Please point out any flaws in my arguments
Let $f_{n}$ be a sequence of functions on $[a,b]$ s.t. $f_{n}(x) \neq 0$ $\forall x \in [a,b], n \in \mathbb{N}$ and let $f : [a,b] \to \mathbb{R}$ and $\exists L > 0$ s.t. $f(x) \geq L$ $\forall x \in [a,b]$. Now suppose $f_{n}$ converges uniformly to $f$ on $[a,b]$.
I want to show that $\frac{1}{f_{n}}$ converges uniformly to $\frac{1}{f}$ on $[a,b]$ i.e. given $\varepsilon > 0$, find $N \in \mathbb{N}$ s.t. $\forall n \geq N, x \in [a,b]$,
$$|\frac{1}{f_{n}(x)} - \frac{1}{f(x)}| = |\frac{f(x) - f_{n}(x)}{f_{n}(x)f(x)}| < \varepsilon.$$
Since $f_{n}$ converges uniformly to $f$ on $[a,b]$, $\exists M \in \mathbb{N}$ s.t. $\forall m \geq M, x \in [a,b]$,
$$|f_{n}(x) - f{x}| < \frac{\varepsilon L}{r(x)}$$
where $r(x) \in \mathbb{N}$ is any integer s.t.
$$0 < \frac{1}{r(x)} < |f_{n}(x)|$$
$\forall x \in [a,b]$ (since $\forall x \in [a,b], f_{n}(x) \neq 0 \implies |f_{n}(x)| > 0$, it follows from the archimedean property that r(x) exists).

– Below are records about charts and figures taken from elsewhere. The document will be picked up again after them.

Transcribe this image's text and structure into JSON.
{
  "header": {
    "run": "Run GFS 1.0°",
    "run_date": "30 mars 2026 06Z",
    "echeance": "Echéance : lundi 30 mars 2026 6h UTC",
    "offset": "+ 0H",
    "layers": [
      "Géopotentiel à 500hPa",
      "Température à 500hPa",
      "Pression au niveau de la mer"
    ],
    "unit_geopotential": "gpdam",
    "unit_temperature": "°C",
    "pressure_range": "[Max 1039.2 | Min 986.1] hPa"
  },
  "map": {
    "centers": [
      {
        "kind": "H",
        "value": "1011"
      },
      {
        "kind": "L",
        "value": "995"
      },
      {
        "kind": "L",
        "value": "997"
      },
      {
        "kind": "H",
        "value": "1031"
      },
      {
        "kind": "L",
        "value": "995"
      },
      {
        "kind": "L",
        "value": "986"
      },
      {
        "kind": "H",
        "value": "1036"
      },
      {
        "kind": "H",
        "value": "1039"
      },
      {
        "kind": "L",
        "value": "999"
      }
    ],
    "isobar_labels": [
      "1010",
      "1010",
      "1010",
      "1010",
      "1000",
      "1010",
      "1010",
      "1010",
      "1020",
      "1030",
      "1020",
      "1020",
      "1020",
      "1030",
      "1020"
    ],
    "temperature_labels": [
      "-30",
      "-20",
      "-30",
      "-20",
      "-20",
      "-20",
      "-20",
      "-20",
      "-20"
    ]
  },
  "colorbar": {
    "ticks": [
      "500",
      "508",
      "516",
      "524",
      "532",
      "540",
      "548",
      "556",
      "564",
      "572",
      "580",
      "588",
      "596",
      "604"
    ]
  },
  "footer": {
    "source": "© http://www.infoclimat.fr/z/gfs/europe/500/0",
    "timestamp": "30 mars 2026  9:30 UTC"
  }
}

Then for $n \geq M, x \in [a,b]$,
$$|\frac{1}{f_{n}(x)} - \frac{1}{f(x)}| = |\frac{f(x) - f_{n}(x)}{f_{n}(x)f(x)}| = \frac{|f(x) - f_{n}(x)|}{|f_{n}(x)||f(x)|} < \frac{r(x) \cdot \varepsilon L}{r(x) \cdot L} = \varepsilon.$$
I don't think what you did is correct. Because the way you have used $r(x)$ (it should have been $r(n)$ as it depends only on $n$ and not on $x$), it is a function of $n$. As $n$ varies $r(x)$ (or $r(n)$) also varies. Hence $\frac{\epsilon L}{r(x)}$ is not a fixed quantity. Hence direct application of definition of uniform convergence is not allowed.
Instead we could have shown that there exists an $N \in \mathbb{N}$ and $r>0 \in \mathbb{R}$, such that $|f_n(x)| > r$, for all $n\geq N$ and for all $x$. In other words the set $\{|f_n(x)| \quad | n \geq N, x\in [a,b]\}$ is bounded below by $r$. If this is not true, then given any $\epsilon > 0$, we can choose $x_{n_k}$ such that $f_{n_k}(x_{n_k}) < \frac{\epsilon}{2}$ for some subsequence $n_k$ of natural numbers. Now, by uniform convergence condition, there exists an $M$ such that for all $n\geq M$, $|f_n(x)-f(x)| < \frac{\epsilon}{2}$ for all $x$. Choose $n_k > M$, then we have $$|f(x_{n_k})| =|f(x_{n_k})-f_{n_k}(x_{n_k})+ f_{n_k}(x_{n_k})| \leq |f(x_{n_k}) - f_{n_k}(x_{n_k})| + |f_{n_k}(x_{n_k})| < \epsilon.$$
In other words, for each $\epsilon$ we can find an element $x$ in $[a,b]$ such that $f(x) < \epsilon$. Which is not true by hypothesis. Hence our assertion.
Now fix that $N$ and $r$. There exists $N_1$ such that for all $n\geq N_1$, it is true that $$ |f(x)- f_n(x)| < \frac{\epsilon L r},$$ for all $x\in [a,b]$. Choose $N_2 = max \{N, N_1\}$. Then for all $n\geq N_2$, we have $$|\frac{1}{f_n(x)}-\frac{1}{f(x)}| < \epsilon.$$